У самого входа в пещеру ноги мои раз®ехались, я шлепнулся на живот и
так и в®ехал головой вперед под торжественный ледяной портал. Встал. Ноги
какие-то размягченные, идут неохотно. "Только-то и всего! - воскликнул я.
- И это называется удар. Благодарю вас, дядя, за родственный тычок!"
23
Под сумрачным сводом я опять побежал. Подошвы гулко стучали о ровный
лед. Здесь, наверно, тек ручей, он так и застыл голубой подземной дорогой.
"Триста рек впадают в Байкал, а вытекает одна Ангара".

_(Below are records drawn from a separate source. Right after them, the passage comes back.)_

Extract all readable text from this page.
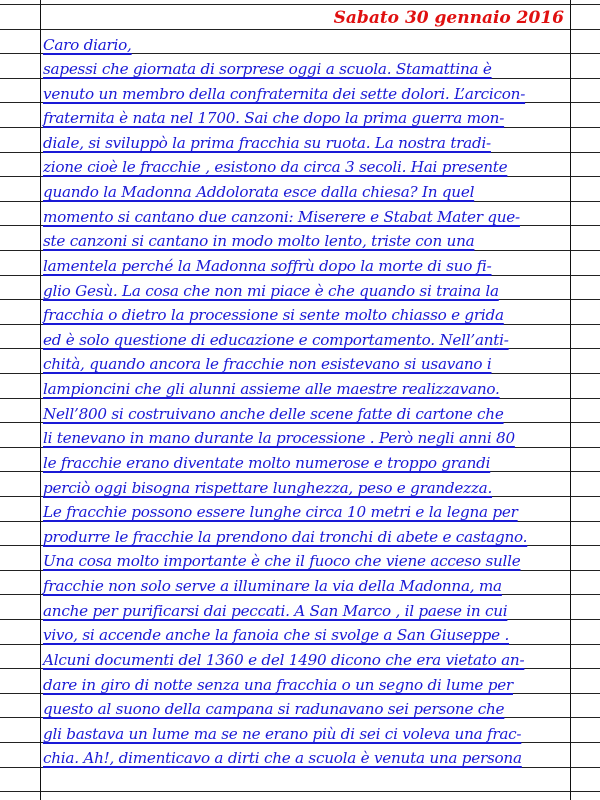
Sabato 30 gennaio 2016
Caro diario,
sapessi che giornata di sorprese oggi a scuola. Stamattina è
venuto un membro della confraternita dei sette dolori. L’arcicon-
fraternita è nata nel 1700. Sai che dopo la prima guerra mon-
diale, si sviluppò la prima fracchia su ruota. La nostra tradi-
zione cioè le fracchie , esistono da circa 3 secoli. Hai presente
quando la Madonna Addolorata esce dalla chiesa? In quel
momento si cantano due canzoni: Miserere e Stabat Mater que-
ste canzoni si cantano in modo molto lento, triste con una
lamentela perché la Madonna soffrù dopo la morte di suo fi-
glio Gesù. La cosa che non mi piace è che quando si traina la
fracchia o dietro la processione si sente molto chiasso e grida
ed è solo questione di educazione e comportamento. Nell’anti-
chità, quando ancora le fracchie non esistevano si usavano i
lampioncini che gli alunni assieme alle maestre realizzavano.
Nell’800 si costruivano anche delle scene fatte di cartone che
li tenevano in mano durante la processione . Però negli anni 80
le fracchie erano diventate molto numerose e troppo grandi
perciò oggi bisogna rispettare lunghezza, peso e grandezza.
Le fracchie possono essere lunghe circa 10 metri e la legna per
produrre le fracchie la prendono dai tronchi di abete e castagno.
Una cosa molto importante è che il fuoco che viene acceso sulle
fracchie non solo serve a illuminare la via della Madonna, ma
anche per purificarsi dai peccati. A San Marco , il paese in cui
vivo, si accende anche la fanoia che si svolge a San Giuseppe .
Alcuni documenti del 1360 e del 1490 dicono che era vietato an-
dare in giro di notte senza una fracchia o un segno di lume per
questo al suono della campana si radunavano sei persone che
gli bastava un lume ma se ne erano più di sei ci voleva una frac-
chia. Ah!, dimenticavo a dirti che a scuola è venuta una persona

Вот уж не думал, что придется столкнуться с этой строчкой из старой
энциклопедии. Впрочем, там сказано о реках, а не о ручьях, тем более
подземных. Откуда составителям знать, что есть такой хитрый ручей,
пробивший себе дорогу через скалу; весной он могуч и заполняет всю пещеру,
несет с собой песок и камни, шлифует до блеска стены, летом утихает, катит
себе полегоньку, прислушиваясь к тихому плеску эха под сводами, а когда
удивленно останавливается, превратившись в гладкую дорожку, то на самом
дне, под толстым льдом, все равно бежит он, ручей, и даже яростный мороз
не в силах его удержать.
Я почувствовал, что лед потрескивает под ногами. Но как осторожно ни
ступал, вскоре провалился. Ручей был неглубокий - чуть выше колен, но лед
больно резал ноги даже сквозь плотную ткань комбинезона. Услышав плеск
воды справа, я направился туда. У стены было глубже, ощущалось течение,
зато не было льда. Я шел и шел по пояс в воде, иногда натыкаясь на
прохладный камень стены и ощупывая в нагрудном кармане маленький
электронный блок с записями.
Я думал, что пройдет еще немного времени и я увижу впереди светлое
пятно, которое будет расширяться до тех пор, пока не распахнет настежь все
голубое небо. А получилось совсем не так. В середине пещеры становилось
глубже, я прижимался к стене - теперь тут было самое мелкое место.